Two New York couples meet in the apartment of one of them to discuss a response to a playground fight between their pre-teenage sons. Controlled civility is gradually unmasked as the meeting disintegrates first into antagonism and then outright aggression.

The play was staged entirely in the lounge room and whilst the movie, cleverly filmed on a Parisian set, strays slightly further it remains firmly rooted indoors.

A mix of drama and comedy about modern urban foibles that won't appeal to everyone but Cs and I enjoyed it.

Monday, 5 March 2012

The Paris Letter

(Darlinghurst Theatre Company)

The Paris Letter is by Jon Robin Baitz, the creator of the television series 'Brothers and Sisters'. It begins with the tragic climax of an embezzlement then leaps back about twenty years (1988), then about forty years (1962) and then forwards again to reveal the recurring relationship and ongoing friendship between a tormented closeted gay man and his 'out there' one time gay lover.

The first thirty minutes or so contains dense dialogue much of it baffling and not seeming to reveal what the play is really about nor where it is headed. At that stage I felt adrift from the storyline but then the play started to focus more on the characters and I began to get into it.

Four of the five performers play multiple characters which is not such an unusual practice in the theatre. Those multiple characters include the same people at different ages. At one point there is the slightly odd situation of a psychiatrist treating himself; that is, Actor X playing psychiatrist in the scene is treating Actor Y when in other scenes Actor X is Actor Y's character at an older age. Get it?

The acting is good and the simple staging is effective.

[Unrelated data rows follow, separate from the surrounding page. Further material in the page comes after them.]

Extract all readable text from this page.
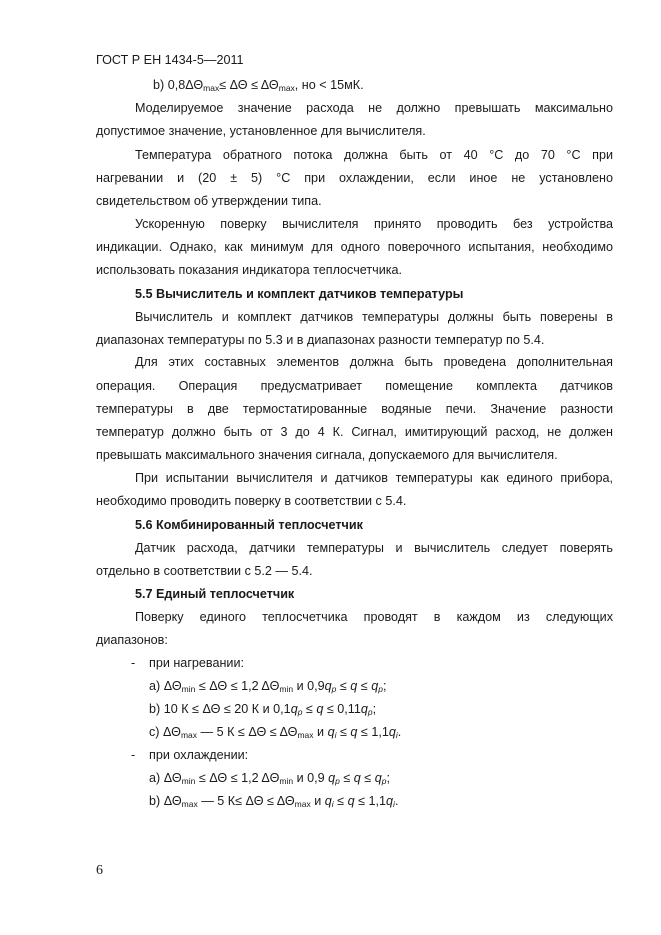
ГОСТ Р ЕН 1434-5—2011
b) $0,8\Delta\Theta_{max}\le \Delta\Theta \le \Delta\Theta_{max}$, но < 15мК.
Моделируемое значение расхода не должно превышать максимально
допустимое значение, установленное для вычислителя.
Температура обратного потока должна быть от 40 °С до 70 °С при
нагревании и (20 ± 5) °С при охлаждении, если иное не установлено
свидетельством об утверждении типа.
Ускоренную поверку вычислителя принято проводить без устройства
индикации. Однако, как минимум для одного поверочного испытания, необходимо
использовать показания индикатора теплосчетчика.
5.5 Вычислитель и комплект датчиков температуры
Вычислитель и комплект датчиков температуры должны быть поверены в
диапазонах температуры по 5.3 и в диапазонах разности температур по 5.4.
Для этих составных элементов должна быть проведена дополнительная
операция. Операция предусматривает помещение комплекта датчиков
температуры в две термостатированные водяные печи. Значение разности
температур должно быть от 3 до 4 К. Сигнал, имитирующий расход, не должен
превышать максимального значения сигнала, допускаемого для вычислителя.
При испытании вычислителя и датчиков температуры как единого прибора,
необходимо проводить поверку в соответствии с 5.4.
5.6 Комбинированный теплосчетчик
Датчик расхода, датчики температуры и вычислитель следует поверять
отдельно в соответствии с 5.2 — 5.4.
5.7 Единый теплосчетчик
Поверку единого теплосчетчика проводят в каждом из следующих
диапазонов:
- при нагревании:
a) $\Delta\Theta_{min} \le \Delta\Theta \le 1,2$ $\Delta\Theta_{min}$ и $0,9q_p \le q \le q_p$;
b) 10 К ≤ ΔΘ ≤ 20 К и $0,1q_p \le q \le 0,11q_p$;
c) $\Delta\Theta_{max}$ — 5 $К \le \Delta\Theta \le \Delta\Theta_{max}$ и $q_i \le q \le 1,1q_i$.
- при охлаждении:
a) $\Delta\Theta_{min} \le \Delta\Theta \le 1,2$ $\Delta\Theta_{min}$ и 0,9 $q_p \le q \le q_p$;
b) $\Delta\Theta_{max}$ — 5 $К\le \Delta\Theta \le \Delta\Theta_{max}$ и $q_i \le q \le 1,1q_i$.
6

 A cautionary note for those of delicate disposition. The two performers in the photograph above have one brief full frontal nude scene.

Sunday, 4 March 2012

Midnight in Paris

We stayed at the Hotel Du Louvre whilst in Paris last June....and around midnight on one of the nights - before I knew that Woody Allen had similar ideas - I slipped away from my friends to take some photos.

Our hotel
And immediately behind our hotel from the grounds of the Louvre I snapped photos of the Eiffel Tower in it's beautiful night time glory.

Eiffel Tower

Saturday, 3 March 2012

Sunset in Paris

Two moments approaching sunset when we were in Paris last June. Both photos taken in the grounds of the Louvre adjacent to the glass pyramid.



Friday, 2 March 2012

Come rain or come shine....


Tomorrow night is Sydney's annual Gay and Lesbian Mardi Gras Parade. So often the Parade has been staged in rain or under the threat of rain. We have a very wet period at the moment and the forecast suggests it will indeed rain on Sydney's parade (again) tomorrow evening.

In years past the Reverend Fred Nile, who as well as being an ordained Minister is also a Member of the New South Wales Parliament, has been a very vocal critic of the Parade; indeed of all things homosexual. He used to pray for rain before the Parade - which naturally would be a sign of God's disapproval of homosexuality - but in recent years Mr Nile seems to have gone silent on the issue. Or am I just deaf to his pronouncements?

Anyway, I assume Mr Nile still prays and this year his prayers look like being answered.